These are the general observations made by the latest Global Trade Outlook and Statistics report, released in the third week of this month by the World Trade Organization (WTO) Secretariat. It said that the volume of world merchandise trade is expected to decline by 0.2 per cent in 2025 under current conditions, meaning suspension of Trump's reciprocal tariffs for three months. The situation will aggravate if the US president ultimately withdraws the suspension and applies his reciprocal tariffs. There will also be a broader spillover of trade policy uncertainty (TPU). Both these could lead to a sharper decline of global goods trade by 1.50 per cent in global goods trade and hurt export-oriented LDCs, added the WTO report.
To project the impact of reciprocal tariffs and TPU on trade and gross domestic product (GDP) globally and regionally, WTO conducted a modelling analysis of TPU, providing four cumulative trade policy scenarios. It showed that global trade might decline by 0.5 per cent to 4.3 per cent under four scenarios: only US TPU, actual tariffs, reciprocal tariffs, and TPU spreads. Under the third and fourth scenarios, LDCs' global trade may drop by 0.40 per cent and 0.90 per cent, respectively, while LDCs' combined gross domestic product (GDP) is likely to drop by 0.07 per cent and 0.74 per cent, respectively.
Interestingly, LDCs are projected to see their exports rise in the second scenario when LDCs' global trade may increase by 0.90 per cent. "The reason is that some LDCs - for example, Cambodia, Bangladesh and Lesotho - can expand their exports to the United States because their exports are highly dependent on products for which China currently has a large import share in total US imports, such as clothing and textiles, as well as electronic equipment," said the WTO report. That's why these LDCs may benefit from shifting demand towards their products. The WTO report categorically noted that the recent rise in tariffs and uncertainty is projected to positively impact merchandise trade flows of LDCs in the current year as export volume may grow by 4.80 per cent, and import growth should be 7.60 per cent.
Undoubtedly, it is a glimmer of hope for the LDCs. These countries are generally among the most vulnerable to external economic shocks. It is to be noted that the value of the global merchandise exports of the LDCs surged by 5.60 per cent to US$275 billion in the last year from $ 260 billion in 2023 when LDCs global exports had declined by 2.0 per cent from $266 billion in 2022. The surge slightly increased the share of LDCs in world exports at 1.12 per cent, an all-time high, in the last year, which was 1.09 per cent in 2023. Merchandise imports of LDCs also jumped by 3.20 per cent to $349 billion from $338 billion in 2023. Earlier in 2022, LDCs global import stood at $361billion in 2022. The share of LDCs in world imports also increased slightly to 1.41 per cent in 2024 from 1.39 per cent in 2023 but matched the previous peak of 1.41 per cent in 2022.
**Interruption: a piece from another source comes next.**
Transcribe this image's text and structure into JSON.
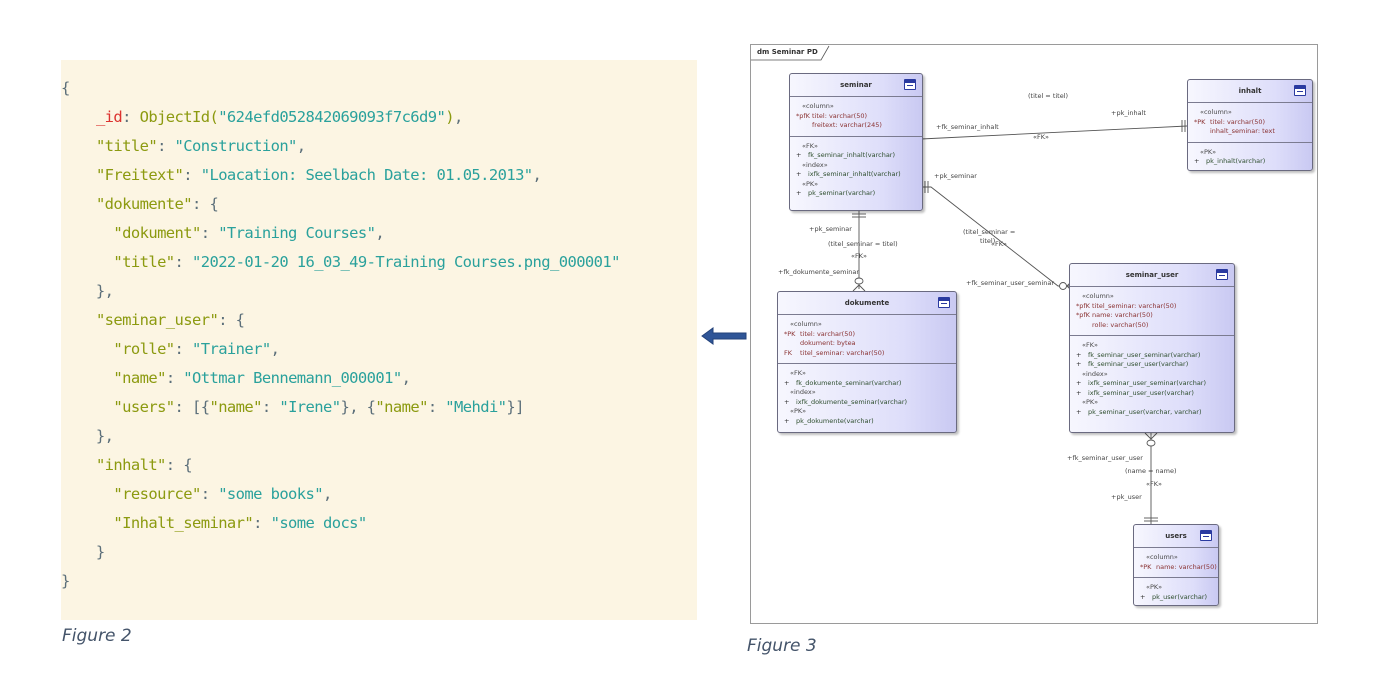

At present, 37 of the 166 members of the WTO are LDCs. The total number of LDCs is 45, as per the United Nations (UN) list, of which 15 are at various stages of graduation. Of these, three LDCs, Bangladesh, Lao PDR, and Nepal, will be graduated by the end of 2026.
As the Trump tariff is mainly designed to hit China, there will be a decline in Chinese exports to the US market. The WTO report projected that most regions will see a fall in exports to the US, with the most significant reduction for China (77 per cent). However, the report also highlights a promising trend-Asia (excluding China) and in particular LDCs are projected to take over some of the lost market share of China facing higher tariffs. This presents an opportunity for LDCs to expand their global market presence.
In other words, trade diversion will benefit the LDCs, and their combined exports to the US may increase by 22 per cent in the current year. As a result, LDCs' export share to the US market will stand at 3.2 percentage points, while China's share will drop by 10.50 per cent. US is the third largest market for LDCs combined exports while China and European Union (EU) are the first and second largest destinations respectively.
At present Bangladesh is the leading exporter of LDCs as country shares more than one-fifth of the LDC's total exports. Again, the US is the leading market for Bangladeshi goods, and the country's exports to the US stood at $8.36 billion in 2024. Last year, the country also faced an average of 15.70 per cent import tariffs in the US market. Trump imposed a 37.50 per cent reciprocal tariff on imports from Bangladesh in the first week of this month, along with various tariff rates on some other countries. Although he later suspended it for three months, it is uncertain about what he will do ultimately.
As predicted by the WTO, the potential trade diversion from China presents an opportunity for Bangladesh, although it is difficult to estimate. Theoretically, trade diversion occurs when 'tariff causes imports to shift from low-cost countries to higher-cost countries.' In other words, trade diversion is undesirable due to its 'concentration on production in countries with a higher opportunity cost and lower comparative advantage.' However, Trump's tariff may fuel trade diversion from China for the time being. It is crucial for Bangladesh to seize this opportunity and strategically enhance its exports to the US market.